Il en va ainsi du louangeur de la Reine des Hommes de Glace, notre fameux S.M. Tenneshaw. On sait aujourd’hui que cette identité flottante a été utilisée pendant une quinzaine d’années par différents auteurs issus de la même maison d’édition. Certains ont pu être identifiés – William Hamling, Stephen Marlowe, Edmond Hamilton, Robert Silverberg –, d’autres restent inconnus à ce jour. Des histoires ont pu être attribuées à leurs véritables auteurs, d’autres non, et c’est précisément le cas de celle qui nous occupe aujourd’hui.

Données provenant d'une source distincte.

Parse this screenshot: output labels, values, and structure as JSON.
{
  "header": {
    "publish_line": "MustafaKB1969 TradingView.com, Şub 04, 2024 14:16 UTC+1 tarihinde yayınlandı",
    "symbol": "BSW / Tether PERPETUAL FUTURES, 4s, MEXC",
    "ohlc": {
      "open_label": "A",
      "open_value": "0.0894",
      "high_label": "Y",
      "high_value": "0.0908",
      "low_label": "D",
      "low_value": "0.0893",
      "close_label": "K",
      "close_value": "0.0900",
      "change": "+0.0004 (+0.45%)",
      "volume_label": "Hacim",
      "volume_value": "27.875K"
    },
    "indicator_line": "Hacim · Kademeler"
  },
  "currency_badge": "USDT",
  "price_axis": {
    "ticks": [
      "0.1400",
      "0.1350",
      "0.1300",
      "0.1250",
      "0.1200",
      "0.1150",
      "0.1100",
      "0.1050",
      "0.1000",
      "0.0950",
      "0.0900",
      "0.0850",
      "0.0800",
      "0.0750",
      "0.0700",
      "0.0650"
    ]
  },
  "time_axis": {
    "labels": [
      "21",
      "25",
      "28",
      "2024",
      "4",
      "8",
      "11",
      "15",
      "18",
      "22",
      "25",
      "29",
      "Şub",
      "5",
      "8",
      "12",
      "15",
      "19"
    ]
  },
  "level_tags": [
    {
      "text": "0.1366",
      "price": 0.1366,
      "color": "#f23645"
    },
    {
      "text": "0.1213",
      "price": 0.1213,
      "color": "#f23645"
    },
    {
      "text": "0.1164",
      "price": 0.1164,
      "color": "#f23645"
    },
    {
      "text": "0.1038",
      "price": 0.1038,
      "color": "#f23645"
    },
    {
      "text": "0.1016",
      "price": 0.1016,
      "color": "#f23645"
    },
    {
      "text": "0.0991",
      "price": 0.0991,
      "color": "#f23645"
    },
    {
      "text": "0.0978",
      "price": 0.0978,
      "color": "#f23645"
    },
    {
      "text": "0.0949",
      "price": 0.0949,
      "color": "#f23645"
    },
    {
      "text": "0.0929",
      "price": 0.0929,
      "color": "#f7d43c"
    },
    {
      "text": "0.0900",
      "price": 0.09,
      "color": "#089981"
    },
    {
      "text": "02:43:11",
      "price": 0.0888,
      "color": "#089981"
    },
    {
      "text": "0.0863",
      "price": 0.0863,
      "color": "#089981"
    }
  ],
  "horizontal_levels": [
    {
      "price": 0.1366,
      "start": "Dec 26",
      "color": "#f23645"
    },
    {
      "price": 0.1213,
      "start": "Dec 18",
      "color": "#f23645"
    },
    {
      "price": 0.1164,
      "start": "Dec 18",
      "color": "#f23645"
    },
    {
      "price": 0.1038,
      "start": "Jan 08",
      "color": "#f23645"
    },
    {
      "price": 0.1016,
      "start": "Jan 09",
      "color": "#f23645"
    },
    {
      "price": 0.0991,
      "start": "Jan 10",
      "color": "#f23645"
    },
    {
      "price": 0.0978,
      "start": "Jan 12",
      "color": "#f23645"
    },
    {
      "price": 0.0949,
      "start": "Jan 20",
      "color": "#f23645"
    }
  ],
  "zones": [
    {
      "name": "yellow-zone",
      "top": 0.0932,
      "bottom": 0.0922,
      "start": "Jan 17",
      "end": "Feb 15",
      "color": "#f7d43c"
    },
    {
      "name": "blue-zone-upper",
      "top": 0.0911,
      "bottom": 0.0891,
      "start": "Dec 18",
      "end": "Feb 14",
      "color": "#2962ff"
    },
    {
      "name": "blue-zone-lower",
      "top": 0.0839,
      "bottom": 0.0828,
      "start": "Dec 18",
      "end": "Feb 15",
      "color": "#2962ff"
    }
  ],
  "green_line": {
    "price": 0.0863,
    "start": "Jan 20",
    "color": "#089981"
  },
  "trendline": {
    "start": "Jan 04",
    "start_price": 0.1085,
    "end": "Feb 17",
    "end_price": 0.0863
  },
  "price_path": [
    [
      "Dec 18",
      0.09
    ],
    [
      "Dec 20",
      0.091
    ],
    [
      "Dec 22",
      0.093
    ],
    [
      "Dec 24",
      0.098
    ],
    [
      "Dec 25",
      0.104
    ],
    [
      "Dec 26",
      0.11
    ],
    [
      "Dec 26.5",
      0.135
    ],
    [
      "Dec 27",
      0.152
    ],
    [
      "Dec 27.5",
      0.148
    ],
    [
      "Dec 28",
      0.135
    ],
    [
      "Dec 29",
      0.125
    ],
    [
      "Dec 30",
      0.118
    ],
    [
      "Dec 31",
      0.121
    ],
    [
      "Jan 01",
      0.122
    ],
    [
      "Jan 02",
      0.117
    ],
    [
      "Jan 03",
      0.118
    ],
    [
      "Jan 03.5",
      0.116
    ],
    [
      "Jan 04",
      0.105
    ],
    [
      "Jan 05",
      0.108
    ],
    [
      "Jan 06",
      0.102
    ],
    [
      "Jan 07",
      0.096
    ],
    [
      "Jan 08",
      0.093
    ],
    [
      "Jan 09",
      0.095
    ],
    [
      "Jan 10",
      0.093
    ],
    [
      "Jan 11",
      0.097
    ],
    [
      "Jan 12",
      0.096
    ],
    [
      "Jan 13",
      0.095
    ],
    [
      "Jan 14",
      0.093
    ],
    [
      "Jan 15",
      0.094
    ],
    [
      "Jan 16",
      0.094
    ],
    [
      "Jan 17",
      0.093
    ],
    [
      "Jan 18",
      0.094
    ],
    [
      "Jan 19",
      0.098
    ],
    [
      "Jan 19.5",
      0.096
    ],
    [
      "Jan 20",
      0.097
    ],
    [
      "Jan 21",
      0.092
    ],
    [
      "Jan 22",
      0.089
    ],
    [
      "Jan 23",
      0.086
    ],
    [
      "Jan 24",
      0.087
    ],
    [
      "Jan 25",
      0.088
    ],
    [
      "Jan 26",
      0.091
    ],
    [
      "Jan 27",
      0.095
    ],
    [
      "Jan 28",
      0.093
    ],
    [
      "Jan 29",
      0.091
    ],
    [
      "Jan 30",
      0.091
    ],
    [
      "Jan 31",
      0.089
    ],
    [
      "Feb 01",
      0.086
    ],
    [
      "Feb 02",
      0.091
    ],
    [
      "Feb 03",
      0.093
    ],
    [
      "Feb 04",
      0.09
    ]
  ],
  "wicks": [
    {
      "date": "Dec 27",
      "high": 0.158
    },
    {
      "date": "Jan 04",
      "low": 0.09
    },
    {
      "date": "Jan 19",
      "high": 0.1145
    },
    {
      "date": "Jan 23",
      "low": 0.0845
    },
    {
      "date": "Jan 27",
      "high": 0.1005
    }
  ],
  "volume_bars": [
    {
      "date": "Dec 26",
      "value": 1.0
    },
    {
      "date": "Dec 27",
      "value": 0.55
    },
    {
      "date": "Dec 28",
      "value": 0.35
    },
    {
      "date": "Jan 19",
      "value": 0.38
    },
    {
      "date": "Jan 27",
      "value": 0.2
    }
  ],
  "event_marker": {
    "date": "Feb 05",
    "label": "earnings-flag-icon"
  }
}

La Reine à la courte tenue n’est en définitive qu’une triste orpheline au deuxième degré, venue se réfugier dans un royaume englacé où elle châtie de la plus cruelle et de la plus raffinée des manières les hommes croisant son chemin, cette gent masculine l’ayant privée de l’amour de son vrai paternel et n’ayant perpétré cette inique séparation psychique que pour un vulgaire souci de droits d’auteur. Ainsi, par l’accomplissement de ce destin libidinal hors-normes, à demi-emmitouflée de fourrures, la Reine fait la démonstration que la vengeance est bien un plat qui se mange froid.